While the dough is chilling, line two baking sheets with parchment paper and preheat the oven to 350 degrees.
Use an ice cream scoop to make even sized mounds of dough on the trays. The scoop we used was a 1.5 tablespoon size.
Bake for about 12 to 15 minutes depending on how hot your oven runs, remove as soon as you see the edges starting to turn golden brown. This will give you a lightly crisp edge with a perfectly soft center.
Allow the cookies to cool slowly on the trays. While that happens you can whisk together the glaze.
Pour the glaze on while the cookies are still a little bit warm and sprinkle the lavender flowers on right away. For the best results, pour the glaze over 2 or 3 cookies at a time and then sprinkle on the flowers to make sure the glaze doesn’t start to set before you can add them on. Or you can have a helper sprinkle the flowers on for you.
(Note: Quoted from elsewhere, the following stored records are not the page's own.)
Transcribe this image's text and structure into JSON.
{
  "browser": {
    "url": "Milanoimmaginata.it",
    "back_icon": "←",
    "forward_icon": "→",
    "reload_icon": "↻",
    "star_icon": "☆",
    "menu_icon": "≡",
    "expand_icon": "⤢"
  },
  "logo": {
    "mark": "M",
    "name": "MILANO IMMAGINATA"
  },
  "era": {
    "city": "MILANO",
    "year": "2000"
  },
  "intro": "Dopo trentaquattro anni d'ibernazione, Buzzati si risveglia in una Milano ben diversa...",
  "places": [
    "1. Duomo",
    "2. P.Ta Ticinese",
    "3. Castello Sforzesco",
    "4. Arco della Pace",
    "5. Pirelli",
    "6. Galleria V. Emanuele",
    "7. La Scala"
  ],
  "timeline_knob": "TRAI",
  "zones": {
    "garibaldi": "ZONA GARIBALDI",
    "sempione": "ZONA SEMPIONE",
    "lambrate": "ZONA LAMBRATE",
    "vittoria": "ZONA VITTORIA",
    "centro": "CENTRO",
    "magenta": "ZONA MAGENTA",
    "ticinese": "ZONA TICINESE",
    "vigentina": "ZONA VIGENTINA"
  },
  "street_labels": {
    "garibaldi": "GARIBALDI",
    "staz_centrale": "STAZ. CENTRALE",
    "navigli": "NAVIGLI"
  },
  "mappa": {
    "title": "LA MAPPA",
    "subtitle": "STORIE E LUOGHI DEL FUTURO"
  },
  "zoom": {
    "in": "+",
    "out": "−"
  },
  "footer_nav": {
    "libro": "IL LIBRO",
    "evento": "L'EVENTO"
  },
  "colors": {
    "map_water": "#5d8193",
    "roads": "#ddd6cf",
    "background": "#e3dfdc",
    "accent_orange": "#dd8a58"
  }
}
These cookies freeze nicely or will sit well in an airtight container on the counter for a few days.
Amount Per Serving: Calories: 81Total Fat: 1gSaturated Fat: 0gTrans Fat: 0gUnsaturated Fat: 0gCholesterol: 1mgSodium: 71mgCarbohydrates: 18gFiber: 0gSugar: 9gProtein: 1g
These calculations are estimates. Your actual totals will be based on the ingredients that you actually use.